Says nuclear, solar energy can make important contributions to energy security
VISAKHAPATNAM: Emphasising the grave challenges posed by climate change, Prime Minister Manmohan Singh on Thursday highlighted the role of nuclear energy as an efficient and clean alternative source of energy.
Inaugurating the 95th session of the Indian Science Congress here, he identified the development of new technologies for energy conservation and renewable energy sources as “the most important area” for sustainable development. In this regard, he identified nuclear, solar and clean coal technology as the most suitable alternative sources of energy.
“I would like to see a concerted effort being made in the development of solar energy by our scientific, technological and business communities. In the longer run, atomic energy can also make an important contribution to energy security.”
Without directly mentioning the India-United States nuclear deal, he said, “It is this perspective which has led us to seek the removal of restrictive regimes, which prevent India from participation in international trade in civilian nuclear materials, equipment and technologies.”
The speech assumes significance as the Centre is facing stiff opposition from the Left parties in implementing the nuclear deal. The follow-up steps in the form of firming up a safeguards agreement with the International Atomic Energy Agency and seeking exemptions from the 45-nation Nuclear Suppliers Group has been delayed owing to differences between the government and its Left allies.
Dr. Singh called upon the science and technology community to tap the traditional knowledge base of the country, apart from drawing upon modern science and technology, for the development of affordable and scalable environment-friendly technologies.

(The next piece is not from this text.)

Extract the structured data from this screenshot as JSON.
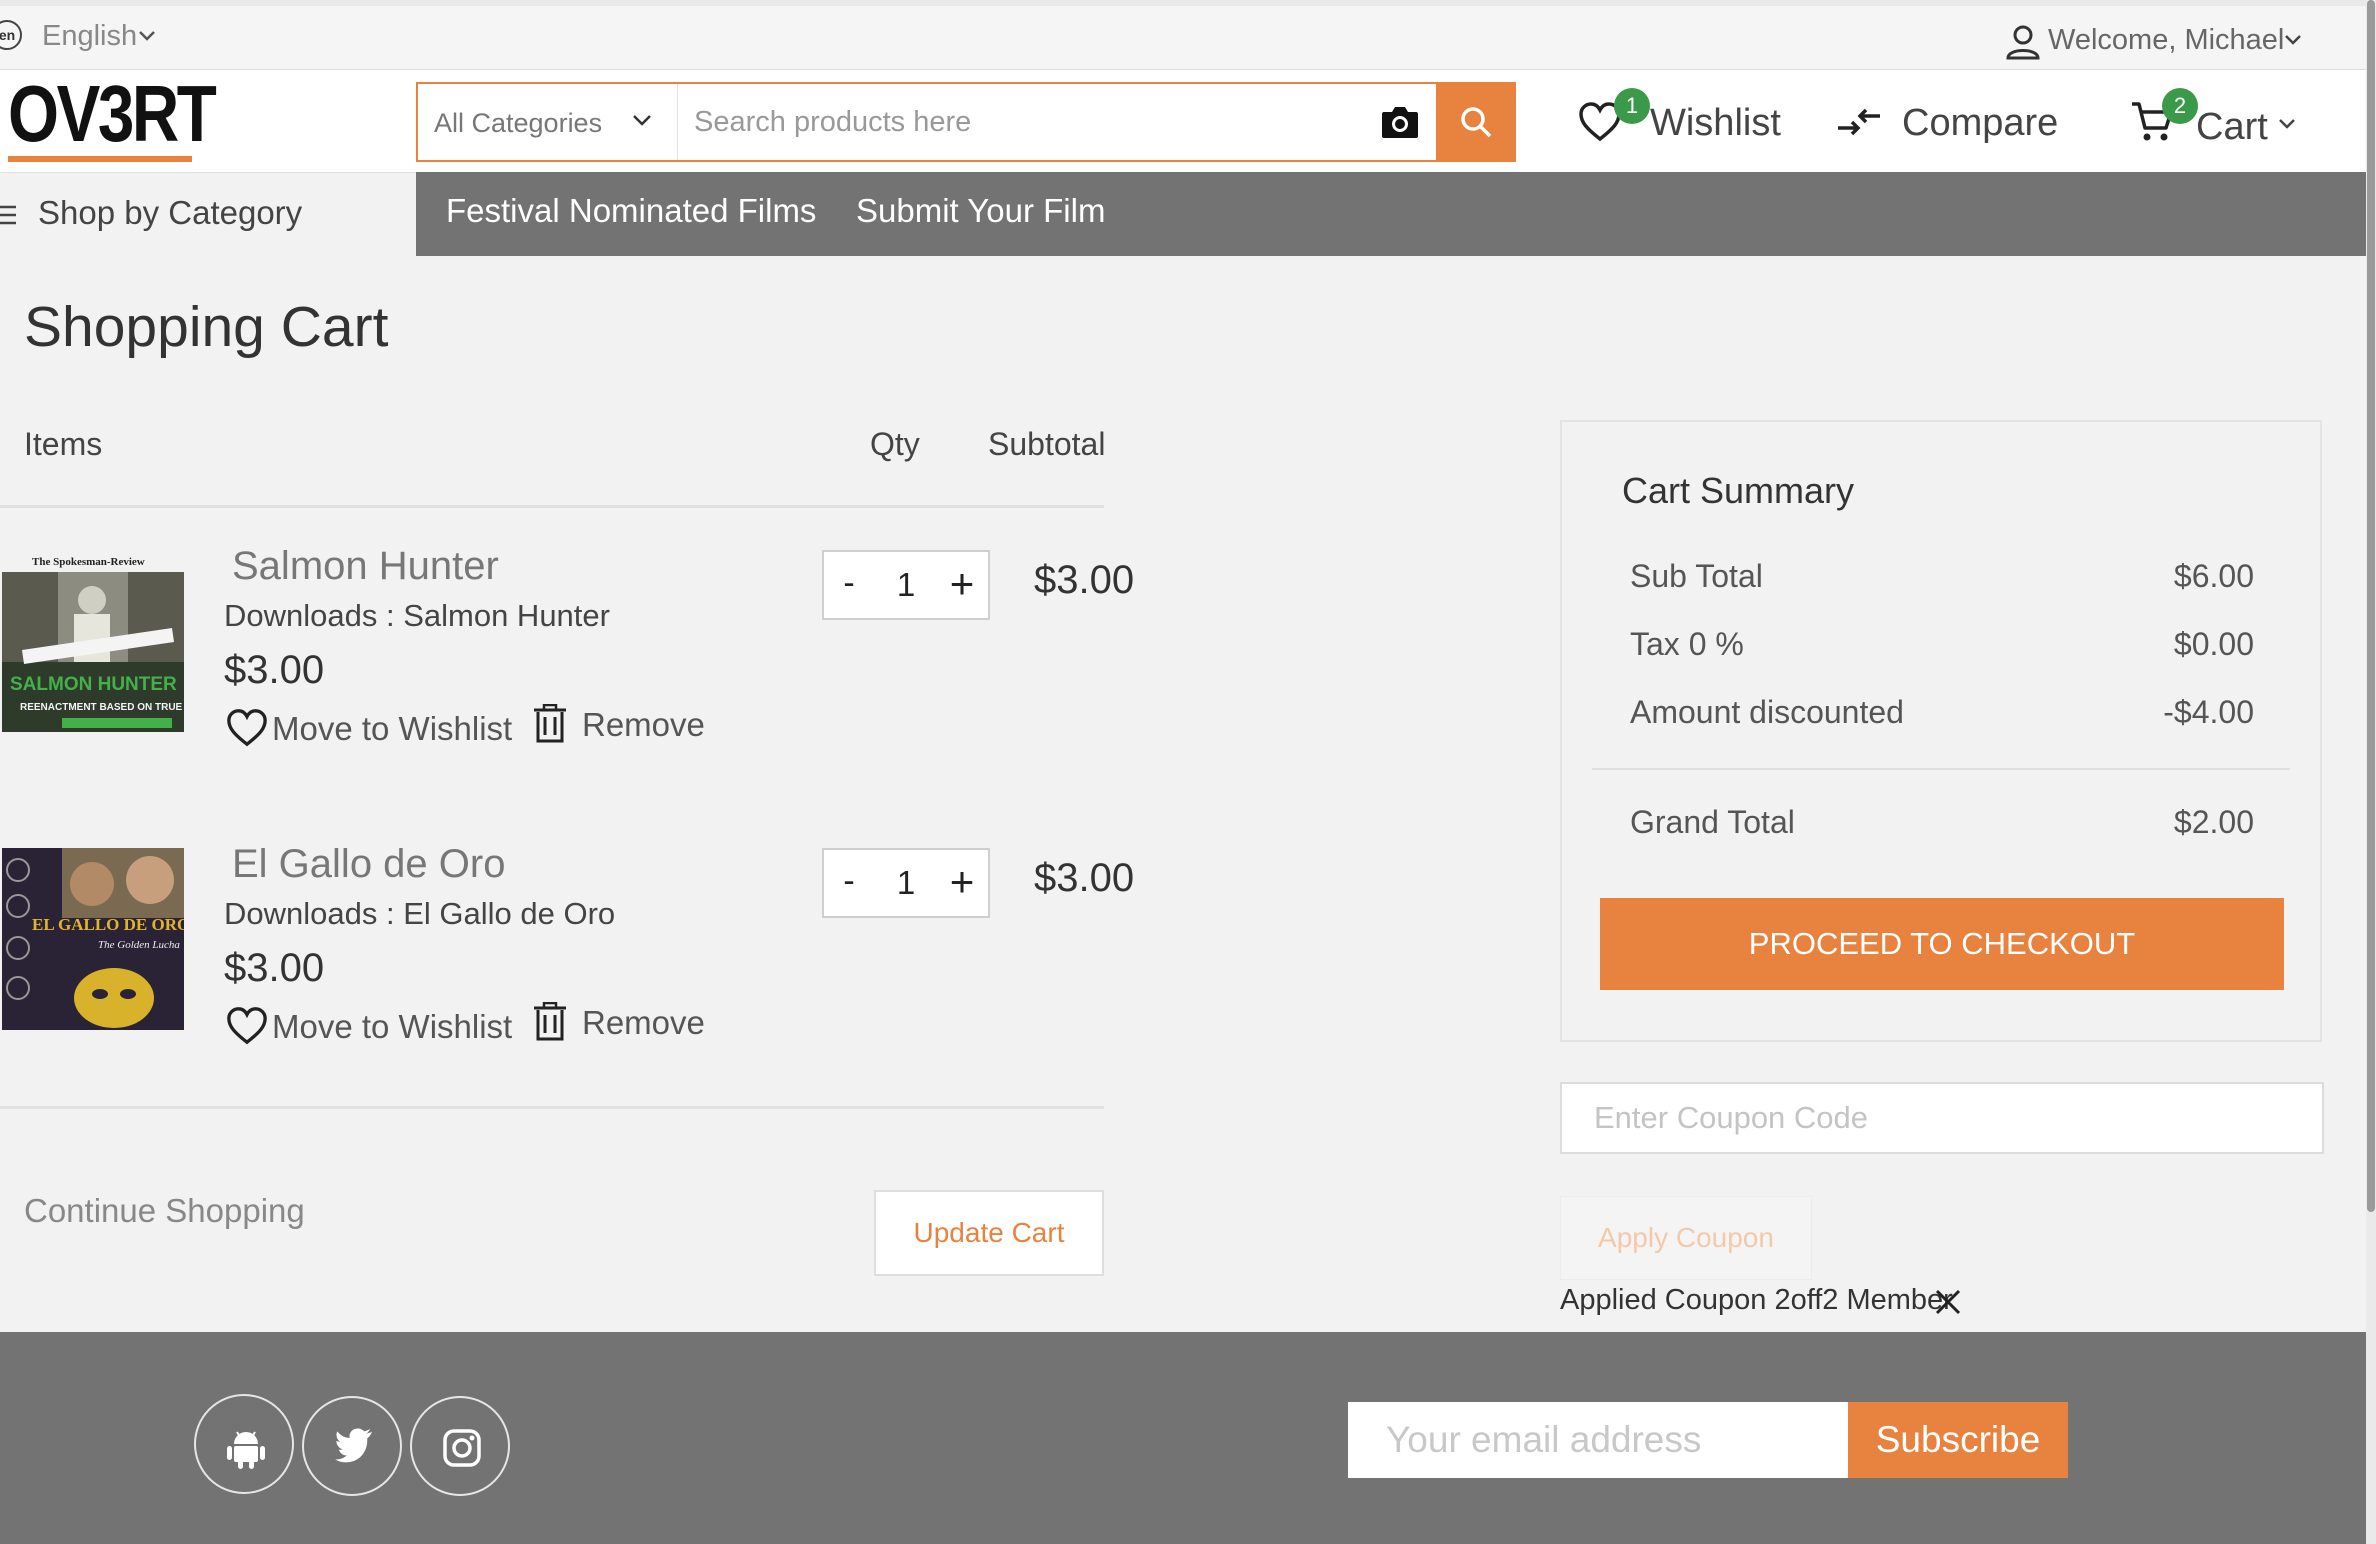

“How do we pursue higher rates of income growth while being mindful of our natural resource constraints and concern for the environment? This is a scientific challenge as much as it is a challenge for our economic policymakers. It is a challenge for world science and a special one for Indian science.”
He said that besides the energy sector, there was a need to develop such technologies on a war-footing in the areas of food production and utilisation and conservation of water, manufacturing technologies, mass transport systems, and building and construction technology.
On food production, he said there was a need to undertake a major revitalisation of research in agricultural universities.
He said that in the energy sector, there was a need to reduce the energy intensity of the economy and promote the use of energy efficient technologies, such as clean coal technology.
On the manufacturing sector, he regretted that it was not yet very efficient in the utilisation of natural resources, especially land and power.
He reiterated the commitment of the government to invest more in education, particularly in science, and urged the academic community to come forward with innovative ideas to overcome the shortage of good teachers.